I have been studying yoga for six years now and halfway through my fifth year of practicing, I decided, out of the blue, I was ready for my teacher training. I wasn’t looking for any certain end result, but I had been struggling with an enormous amount of anxiety and stress and it was way more than I knew what to do with. By the way of life, I had a chance encounter with a new friend who told me about teacher training at Samahdi Yoga. And it was exactly where I needed to be. I decided I was ready to learn, and new that I would gain so much more than the knowledge of how to teach a physical yoga practice.
There has been no magic fix to my problems. I still very much deal with overwhelming stress, but I have learned new ways to respond to them.
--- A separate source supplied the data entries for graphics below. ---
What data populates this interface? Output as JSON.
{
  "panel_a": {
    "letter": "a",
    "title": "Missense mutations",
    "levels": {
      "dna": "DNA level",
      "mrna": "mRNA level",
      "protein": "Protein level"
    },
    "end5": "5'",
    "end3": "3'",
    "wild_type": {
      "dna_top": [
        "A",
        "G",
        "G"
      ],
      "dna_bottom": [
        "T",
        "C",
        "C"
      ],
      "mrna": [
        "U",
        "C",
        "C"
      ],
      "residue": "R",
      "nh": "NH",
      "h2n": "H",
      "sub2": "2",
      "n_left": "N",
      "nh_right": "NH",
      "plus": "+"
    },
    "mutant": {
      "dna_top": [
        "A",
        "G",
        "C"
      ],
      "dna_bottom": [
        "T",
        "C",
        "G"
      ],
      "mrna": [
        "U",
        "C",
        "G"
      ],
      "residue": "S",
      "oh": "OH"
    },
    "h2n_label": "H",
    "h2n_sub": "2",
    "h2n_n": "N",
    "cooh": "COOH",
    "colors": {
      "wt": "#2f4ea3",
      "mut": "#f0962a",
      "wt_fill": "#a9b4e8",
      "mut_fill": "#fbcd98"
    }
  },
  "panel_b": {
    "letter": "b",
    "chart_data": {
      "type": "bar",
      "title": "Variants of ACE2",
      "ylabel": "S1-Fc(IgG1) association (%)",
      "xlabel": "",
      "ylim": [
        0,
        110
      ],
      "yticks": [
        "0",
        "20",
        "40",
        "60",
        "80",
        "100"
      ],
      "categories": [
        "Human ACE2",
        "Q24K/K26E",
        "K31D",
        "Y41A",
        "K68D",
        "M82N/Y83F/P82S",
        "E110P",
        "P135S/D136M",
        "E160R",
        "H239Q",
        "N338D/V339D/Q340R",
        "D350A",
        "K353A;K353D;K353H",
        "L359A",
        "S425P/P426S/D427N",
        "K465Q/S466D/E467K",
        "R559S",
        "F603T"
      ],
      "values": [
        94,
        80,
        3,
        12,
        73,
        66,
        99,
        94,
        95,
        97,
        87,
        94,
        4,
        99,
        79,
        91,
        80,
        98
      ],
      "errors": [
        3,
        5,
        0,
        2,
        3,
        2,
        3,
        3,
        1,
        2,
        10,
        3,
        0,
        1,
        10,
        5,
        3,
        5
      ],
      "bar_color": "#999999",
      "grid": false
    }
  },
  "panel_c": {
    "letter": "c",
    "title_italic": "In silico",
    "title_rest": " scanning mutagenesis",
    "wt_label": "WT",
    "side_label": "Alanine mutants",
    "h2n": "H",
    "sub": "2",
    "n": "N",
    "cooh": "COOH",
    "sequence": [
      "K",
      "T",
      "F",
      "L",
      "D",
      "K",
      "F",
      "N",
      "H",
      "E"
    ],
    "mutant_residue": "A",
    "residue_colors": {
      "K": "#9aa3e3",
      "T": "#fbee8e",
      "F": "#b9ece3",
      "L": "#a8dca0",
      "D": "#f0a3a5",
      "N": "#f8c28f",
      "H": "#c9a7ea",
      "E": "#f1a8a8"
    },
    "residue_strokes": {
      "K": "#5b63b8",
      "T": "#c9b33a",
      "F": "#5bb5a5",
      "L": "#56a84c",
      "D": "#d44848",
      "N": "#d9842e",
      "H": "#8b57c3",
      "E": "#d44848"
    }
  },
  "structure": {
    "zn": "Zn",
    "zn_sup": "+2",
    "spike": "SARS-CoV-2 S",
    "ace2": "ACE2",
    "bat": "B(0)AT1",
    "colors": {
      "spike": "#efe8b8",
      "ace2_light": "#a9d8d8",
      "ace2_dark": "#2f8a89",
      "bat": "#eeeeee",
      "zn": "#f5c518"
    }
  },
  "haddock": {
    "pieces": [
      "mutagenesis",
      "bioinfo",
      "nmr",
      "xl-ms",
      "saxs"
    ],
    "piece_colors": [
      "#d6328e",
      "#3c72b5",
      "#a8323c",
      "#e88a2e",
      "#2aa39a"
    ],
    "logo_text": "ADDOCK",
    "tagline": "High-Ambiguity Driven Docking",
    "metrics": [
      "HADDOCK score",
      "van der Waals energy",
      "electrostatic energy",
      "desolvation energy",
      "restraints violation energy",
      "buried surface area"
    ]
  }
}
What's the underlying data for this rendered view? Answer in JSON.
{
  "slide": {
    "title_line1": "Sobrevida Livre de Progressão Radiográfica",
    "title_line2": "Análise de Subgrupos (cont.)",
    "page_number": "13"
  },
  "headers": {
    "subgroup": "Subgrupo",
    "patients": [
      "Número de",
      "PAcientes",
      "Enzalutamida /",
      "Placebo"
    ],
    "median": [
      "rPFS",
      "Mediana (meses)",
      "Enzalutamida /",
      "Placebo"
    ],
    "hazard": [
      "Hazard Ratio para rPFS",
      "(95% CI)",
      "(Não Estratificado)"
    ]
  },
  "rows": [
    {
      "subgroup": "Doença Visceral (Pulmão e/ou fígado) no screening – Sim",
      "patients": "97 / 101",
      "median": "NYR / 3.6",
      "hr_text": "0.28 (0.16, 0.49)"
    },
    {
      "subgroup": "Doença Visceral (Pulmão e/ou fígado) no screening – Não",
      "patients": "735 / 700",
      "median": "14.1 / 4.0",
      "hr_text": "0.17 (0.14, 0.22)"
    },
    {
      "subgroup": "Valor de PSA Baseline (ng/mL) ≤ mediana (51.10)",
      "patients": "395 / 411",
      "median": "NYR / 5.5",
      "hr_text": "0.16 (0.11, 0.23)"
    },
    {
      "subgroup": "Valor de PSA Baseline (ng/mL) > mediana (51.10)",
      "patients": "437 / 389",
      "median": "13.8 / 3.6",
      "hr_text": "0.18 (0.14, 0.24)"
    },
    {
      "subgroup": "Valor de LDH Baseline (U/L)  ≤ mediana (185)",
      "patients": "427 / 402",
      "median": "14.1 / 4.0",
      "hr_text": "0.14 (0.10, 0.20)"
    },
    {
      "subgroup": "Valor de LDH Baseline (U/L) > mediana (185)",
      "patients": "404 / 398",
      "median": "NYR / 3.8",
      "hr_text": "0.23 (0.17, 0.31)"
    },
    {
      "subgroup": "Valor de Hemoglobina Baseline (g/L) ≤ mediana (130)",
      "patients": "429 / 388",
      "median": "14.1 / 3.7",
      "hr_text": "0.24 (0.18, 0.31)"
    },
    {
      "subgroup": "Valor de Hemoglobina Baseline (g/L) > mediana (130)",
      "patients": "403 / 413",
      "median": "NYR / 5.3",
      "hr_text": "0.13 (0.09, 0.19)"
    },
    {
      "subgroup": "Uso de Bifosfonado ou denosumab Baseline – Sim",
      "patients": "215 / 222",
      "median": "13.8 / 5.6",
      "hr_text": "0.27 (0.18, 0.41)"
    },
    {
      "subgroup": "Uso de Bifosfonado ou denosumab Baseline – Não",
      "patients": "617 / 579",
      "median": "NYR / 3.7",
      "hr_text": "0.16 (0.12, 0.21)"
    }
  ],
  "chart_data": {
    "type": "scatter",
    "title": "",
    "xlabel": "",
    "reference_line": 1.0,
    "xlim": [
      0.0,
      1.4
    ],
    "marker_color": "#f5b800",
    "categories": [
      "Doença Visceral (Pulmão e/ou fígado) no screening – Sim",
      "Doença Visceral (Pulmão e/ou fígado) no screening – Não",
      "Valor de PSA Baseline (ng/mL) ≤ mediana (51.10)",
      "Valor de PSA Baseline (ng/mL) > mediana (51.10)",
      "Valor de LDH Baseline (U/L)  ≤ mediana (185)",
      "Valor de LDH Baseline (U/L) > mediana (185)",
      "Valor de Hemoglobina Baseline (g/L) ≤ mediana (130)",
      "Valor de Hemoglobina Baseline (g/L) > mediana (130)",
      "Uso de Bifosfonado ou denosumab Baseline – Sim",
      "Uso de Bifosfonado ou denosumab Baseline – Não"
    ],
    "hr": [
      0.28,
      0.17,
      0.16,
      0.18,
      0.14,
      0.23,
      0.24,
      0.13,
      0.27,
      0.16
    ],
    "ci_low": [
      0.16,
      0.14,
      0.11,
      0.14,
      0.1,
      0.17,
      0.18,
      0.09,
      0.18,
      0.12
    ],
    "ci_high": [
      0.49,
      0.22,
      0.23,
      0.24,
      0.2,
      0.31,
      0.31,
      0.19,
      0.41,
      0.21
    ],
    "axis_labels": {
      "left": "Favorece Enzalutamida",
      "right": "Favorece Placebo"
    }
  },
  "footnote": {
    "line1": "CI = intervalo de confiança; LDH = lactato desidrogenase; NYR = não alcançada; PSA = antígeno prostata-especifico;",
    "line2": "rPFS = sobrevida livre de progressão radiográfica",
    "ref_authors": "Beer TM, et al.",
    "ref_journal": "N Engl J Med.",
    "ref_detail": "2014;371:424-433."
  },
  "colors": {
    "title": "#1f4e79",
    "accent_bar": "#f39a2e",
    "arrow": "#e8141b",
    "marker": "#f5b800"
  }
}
My anxiety has lessened so much through talking, writing and learning. Having a support system of like minded people was what I needed to blossom. This is what I have been waiting for. I have been waiting for me. This whole time I have been hoping for some kind of realization or great job or massive creative inspiration and was constantly feeling left down and dissapointed in myself. Imaging that my life was nothing and would be going nowhere special, if anywhere at all.
Well Fuck That. I am that. I am ready to burst. There is so much love and excitement and curiosity inside that I know could create and share truly important things with the world. I want to share kindness, kindness towards oneself, kindness towards the earth, kindness to strangers. I want to share truth. I want to explore wisdom of the earth and our bodies. Food systems. Native American medicine and tradition. Yoga.
I’ll share it here. For me, and for you, if you’re out there.